Heaton was raised in Lexington, Illinois. He attended University of Illinois at Urbana–Champaign and Indiana University Maurer School of Law. He joined the U.S. Department of Justice in 1989.[1] During the Whitewater controversy, Heaton took part in the successful prosecution of Jim Guy Tucker.[2]
He was appointed the U.S. Attorney for the Central District of Illinois; the area's top law enforcement official.[1] He was chosen out of a field that included Rick Winkel and Darin LaHood.[3] In 2009, Heaton resigned and was succeeded by the First Assistant U.S. Attorney in an acting capacity.[4] President Barack Obama appointed James Lewis as the new U.S. Attorney for Central Illinois in a permanent capacity.[5]
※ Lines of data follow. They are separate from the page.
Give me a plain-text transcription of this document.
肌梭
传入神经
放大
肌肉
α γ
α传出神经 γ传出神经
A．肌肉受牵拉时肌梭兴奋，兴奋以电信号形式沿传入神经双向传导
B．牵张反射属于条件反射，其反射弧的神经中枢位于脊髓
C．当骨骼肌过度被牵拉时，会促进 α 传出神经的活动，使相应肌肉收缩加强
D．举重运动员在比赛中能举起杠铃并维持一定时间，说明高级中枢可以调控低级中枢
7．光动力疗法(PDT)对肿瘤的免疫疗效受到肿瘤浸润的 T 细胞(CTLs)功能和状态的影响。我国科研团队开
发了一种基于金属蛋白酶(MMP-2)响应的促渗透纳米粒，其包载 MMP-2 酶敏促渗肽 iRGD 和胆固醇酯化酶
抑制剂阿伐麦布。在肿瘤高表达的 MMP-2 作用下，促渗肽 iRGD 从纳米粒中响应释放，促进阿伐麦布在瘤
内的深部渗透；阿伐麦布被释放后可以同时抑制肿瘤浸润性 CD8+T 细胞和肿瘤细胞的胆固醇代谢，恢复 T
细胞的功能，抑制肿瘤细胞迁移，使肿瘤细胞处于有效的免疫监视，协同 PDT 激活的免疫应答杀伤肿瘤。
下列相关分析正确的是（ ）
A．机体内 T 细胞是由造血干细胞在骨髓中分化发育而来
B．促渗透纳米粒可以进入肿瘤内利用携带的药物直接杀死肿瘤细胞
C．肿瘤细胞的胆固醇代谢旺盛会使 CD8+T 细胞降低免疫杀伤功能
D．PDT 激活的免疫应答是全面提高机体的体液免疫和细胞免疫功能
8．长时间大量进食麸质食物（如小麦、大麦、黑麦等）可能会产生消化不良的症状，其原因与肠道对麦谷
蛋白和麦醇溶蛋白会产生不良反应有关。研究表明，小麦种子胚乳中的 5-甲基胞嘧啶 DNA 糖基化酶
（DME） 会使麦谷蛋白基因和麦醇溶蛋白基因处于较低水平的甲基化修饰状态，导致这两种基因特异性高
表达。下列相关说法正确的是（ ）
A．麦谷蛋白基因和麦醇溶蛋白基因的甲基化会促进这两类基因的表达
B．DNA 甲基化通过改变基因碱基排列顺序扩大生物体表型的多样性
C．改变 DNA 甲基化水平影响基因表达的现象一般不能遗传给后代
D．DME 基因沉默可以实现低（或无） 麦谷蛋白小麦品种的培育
In 2015, Bruce Rauner appointed Heaton his homeland security advisor and the Illinois Director of Public Safety. In 2017, he was promoted to Governor Rauner's Chief of Staff. He was Rauner's fourth Chief of Staff in three years.[6] Heaton would go on to serve as Chief of Staff for the remainder of Rauner's time in office.[7] On April 8, 2022, Governor J. B. Pritzker appointed Heaton to one of nine vacancies on the Illinois Prisoner Review Board and Heaton was confirmed by the Illinois Senate the next day. His term runs from May 1, 2022, to January 20, 2025.[8]